I am a high school science teacher at a small magnet school. Our health science and sports medicine magnet theme is aimed at providing students with the background materials necessary to pursue careers in the medical and health fields. Many of our students take multiple biomedical science courses each year depending on the track they have decided to follow.
One of the courses that I teach is a health science class that focuses on the advancements of human medicine and bioengineering to help provide interventions to patients with various problems. Two of these units revolve around the ability of the body to interact with the outside world and how medical problems that diminish this ability can be solved using science.

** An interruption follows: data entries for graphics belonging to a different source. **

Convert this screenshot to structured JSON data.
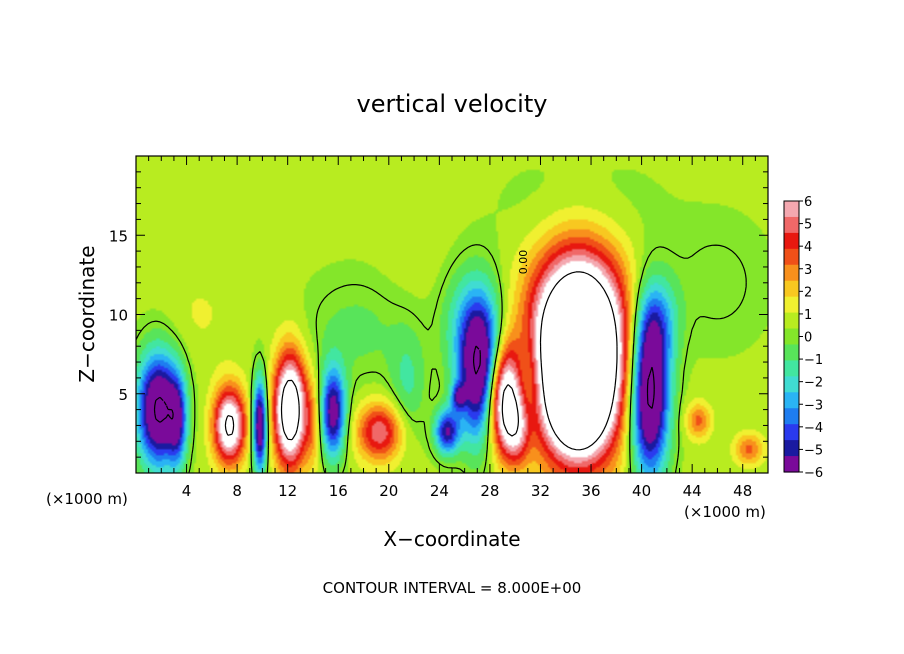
{
  "chart_data": {
    "type": "heatmap",
    "title": "vertical velocity",
    "xlabel": "X−coordinate",
    "ylabel": "Z−coordinate",
    "x_unit_label": "(×1000 m)",
    "z_unit_label": "(×1000 m)",
    "footer": "CONTOUR INTERVAL = 8.000E+00",
    "contour_label": "0.00",
    "xlim": [
      0,
      50
    ],
    "ylim": [
      0,
      20
    ],
    "x_ticks": [
      4,
      8,
      12,
      16,
      20,
      24,
      28,
      32,
      36,
      40,
      44,
      48
    ],
    "y_ticks": [
      5,
      10,
      15
    ],
    "colorbar": {
      "min": -6,
      "max": 6,
      "ticks": [
        "6",
        "5",
        "4",
        "3",
        "2",
        "1",
        "0",
        "−1",
        "−2",
        "−3",
        "−4",
        "−5",
        "−6"
      ],
      "colors": [
        "#7a0a9a",
        "#1a1aa0",
        "#2a3aee",
        "#1e7df0",
        "#2ab4f4",
        "#40dcd2",
        "#42e6a0",
        "#58e45a",
        "#84e62a",
        "#b8ec20",
        "#f0f030",
        "#f8c820",
        "#f8901c",
        "#f05018",
        "#e81810",
        "#f06868",
        "#f4a8b0"
      ],
      "over_color": "#ffffff"
    },
    "background_value": 0.6,
    "features": [
      {
        "x": 35,
        "z": 7.5,
        "sx": 2.6,
        "sz": 4.3,
        "w": 16
      },
      {
        "x": 35,
        "z": 4.0,
        "sx": 1.2,
        "sz": 1.5,
        "w": 6
      },
      {
        "x": 29,
        "z": 4.8,
        "sx": 1.0,
        "sz": 2.4,
        "w": 9
      },
      {
        "x": 30.2,
        "z": 2.8,
        "sx": 0.8,
        "sz": 1.6,
        "w": 4
      },
      {
        "x": 27.3,
        "z": 6.2,
        "sx": 1.2,
        "sz": 3.0,
        "w": -9
      },
      {
        "x": 26.5,
        "z": 9.5,
        "sx": 1.6,
        "sz": 2.5,
        "w": -2.5
      },
      {
        "x": 31.0,
        "z": 5.5,
        "sx": 0.8,
        "sz": 2.5,
        "w": -3
      },
      {
        "x": 40.6,
        "z": 5.0,
        "sx": 1.1,
        "sz": 3.6,
        "w": -10
      },
      {
        "x": 41.2,
        "z": 9.5,
        "sx": 1.2,
        "sz": 2.0,
        "w": -3
      },
      {
        "x": 12.2,
        "z": 4.0,
        "sx": 0.9,
        "sz": 2.5,
        "w": 10
      },
      {
        "x": 7.4,
        "z": 3.0,
        "sx": 0.9,
        "sz": 1.7,
        "w": 8
      },
      {
        "x": 9.8,
        "z": 3.0,
        "sx": 0.4,
        "sz": 2.1,
        "w": -8
      },
      {
        "x": 1.8,
        "z": 4.0,
        "sx": 1.2,
        "sz": 2.5,
        "w": -9
      },
      {
        "x": 3.3,
        "z": 3.2,
        "sx": 0.5,
        "sz": 2.0,
        "w": -4
      },
      {
        "x": 15.6,
        "z": 3.8,
        "sx": 0.7,
        "sz": 2.0,
        "w": -7
      },
      {
        "x": 19.3,
        "z": 2.6,
        "sx": 1.3,
        "sz": 1.3,
        "w": 5
      },
      {
        "x": 24.6,
        "z": 2.6,
        "sx": 0.7,
        "sz": 1.0,
        "w": -6
      },
      {
        "x": 25.5,
        "z": 4.8,
        "sx": 0.4,
        "sz": 0.6,
        "w": -4
      },
      {
        "x": 21.5,
        "z": 5.5,
        "sx": 1.0,
        "sz": 2.5,
        "w": -1.8
      },
      {
        "x": 14.0,
        "z": 3.0,
        "sx": 0.5,
        "sz": 2.0,
        "w": 2
      },
      {
        "x": 44.5,
        "z": 3.3,
        "sx": 0.7,
        "sz": 0.8,
        "w": 3
      },
      {
        "x": 48.5,
        "z": 1.5,
        "sx": 0.8,
        "sz": 0.7,
        "w": 3
      },
      {
        "x": 17.5,
        "z": 9.0,
        "sx": 3.0,
        "sz": 2.5,
        "w": -1.2
      },
      {
        "x": 5.0,
        "z": 10.0,
        "sx": 2.0,
        "sz": 2.0,
        "w": 0.6
      },
      {
        "x": 8.0,
        "z": 17.0,
        "sx": 3.0,
        "sz": 2.0,
        "w": 0.3
      },
      {
        "x": 35.0,
        "z": 16.5,
        "sx": 4.0,
        "sz": 2.5,
        "w": -1.0
      },
      {
        "x": 46.0,
        "z": 12.0,
        "sx": 3.0,
        "sz": 3.0,
        "w": -0.8
      },
      {
        "x": 22.0,
        "z": 14.0,
        "sx": 2.0,
        "sz": 3.0,
        "w": 0.3
      }
    ]
  }
}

As a teacher of medical science it can sometimes feel like my discipline is rather specialized and disjointed from the other core science courses. Many of my students have difficulty making connections between closely aligned courses like physical science and chemistry, let alone bringing the knowledge they obtain from those courses into something that seems so far detached as medical biology. As a result, I have discovered that students tend to separate many physical phenomena such as light and sound waves from the organs that we use to sense them. An inability to understand these basic principles diminishes their understanding of how these vital organs work and, even more, prevent a full understanding of how diseases such as color blindness and conductive hearing loss physically impact the body.
This curriculum unit emerged as a way for me to marry these disciplines together in a way that will allow for a deeper understanding of the interventions that have been created to mediate these medical problems.